L’expression Comité de Pilotage est régulièrement employée par les DSI, dans les marchés publics, et en général dans les (grandes) entreprises qui mettent en place le management transversal.

Ecoutez cet article en podcast :

De quoi s’agit-il ? A quoi cela sert-il ? Qui en est membre ? Qui l’anime, qui arbitre ? Quels sont les objectifs et la régularité des réunions de Comité de Pilotage ? Pourquoi créer un Comité de Pilotage est la clé de succès pour les projets à forts enjeux ?

 

Quand le Projet présente de forts enjeux, un cahier des charges complexe, de multiples interlocuteurs, de lourdes interdépendances entre plusieurs entités de l’entreprise, monter un comité de pilotage (souvent le mot COPIL est employé dans les couloirs) est une top priorité du chef de projet…

 

En effet,  la confusion entre détention du pouvoir et exécution du projet reste souvent de mise dans la gestion des projets (c’est d’ailleurs utile quand le top management cherche un bouc émissaire si la situation tourne mal).
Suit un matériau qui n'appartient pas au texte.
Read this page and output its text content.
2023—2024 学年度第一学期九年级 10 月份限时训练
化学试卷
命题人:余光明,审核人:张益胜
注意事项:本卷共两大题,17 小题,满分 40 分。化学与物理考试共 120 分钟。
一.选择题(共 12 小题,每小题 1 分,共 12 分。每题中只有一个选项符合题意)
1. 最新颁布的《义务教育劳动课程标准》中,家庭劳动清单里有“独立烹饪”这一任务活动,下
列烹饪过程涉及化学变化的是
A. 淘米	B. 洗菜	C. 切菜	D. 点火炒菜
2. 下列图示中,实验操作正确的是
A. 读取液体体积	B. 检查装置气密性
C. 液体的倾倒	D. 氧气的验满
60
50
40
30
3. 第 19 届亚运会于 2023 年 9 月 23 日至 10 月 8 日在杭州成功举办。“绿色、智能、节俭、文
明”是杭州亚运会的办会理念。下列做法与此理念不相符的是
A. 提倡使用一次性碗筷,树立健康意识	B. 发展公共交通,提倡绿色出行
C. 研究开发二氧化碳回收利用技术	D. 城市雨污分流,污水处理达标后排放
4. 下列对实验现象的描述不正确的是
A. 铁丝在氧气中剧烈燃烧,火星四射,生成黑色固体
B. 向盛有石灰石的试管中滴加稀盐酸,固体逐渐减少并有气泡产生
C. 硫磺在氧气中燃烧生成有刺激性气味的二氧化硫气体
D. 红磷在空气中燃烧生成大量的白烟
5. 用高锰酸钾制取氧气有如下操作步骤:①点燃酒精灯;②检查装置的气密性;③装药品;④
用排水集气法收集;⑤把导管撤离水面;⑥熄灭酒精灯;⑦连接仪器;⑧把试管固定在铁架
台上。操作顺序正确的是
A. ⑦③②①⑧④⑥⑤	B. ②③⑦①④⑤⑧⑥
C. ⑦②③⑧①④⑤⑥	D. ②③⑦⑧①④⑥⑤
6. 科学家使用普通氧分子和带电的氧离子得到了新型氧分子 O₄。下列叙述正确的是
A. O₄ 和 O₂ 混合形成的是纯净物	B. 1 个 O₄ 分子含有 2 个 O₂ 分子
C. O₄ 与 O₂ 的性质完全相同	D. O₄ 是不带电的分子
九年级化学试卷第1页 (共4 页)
Or, dans le management de projet transversal, le chef de projet ne peut pas arbitrer des priorités de moyens, de délais ou de qualité qui le dépassent, puisqu’il n’a pas de relation hiérarchique avec son équipe. Il va donc concevoir et présenter régulièrement des tableaux de bord synthétiques, directs au but, qui servent à une prise de décision éclairée par les membres du Comité de Pilotage.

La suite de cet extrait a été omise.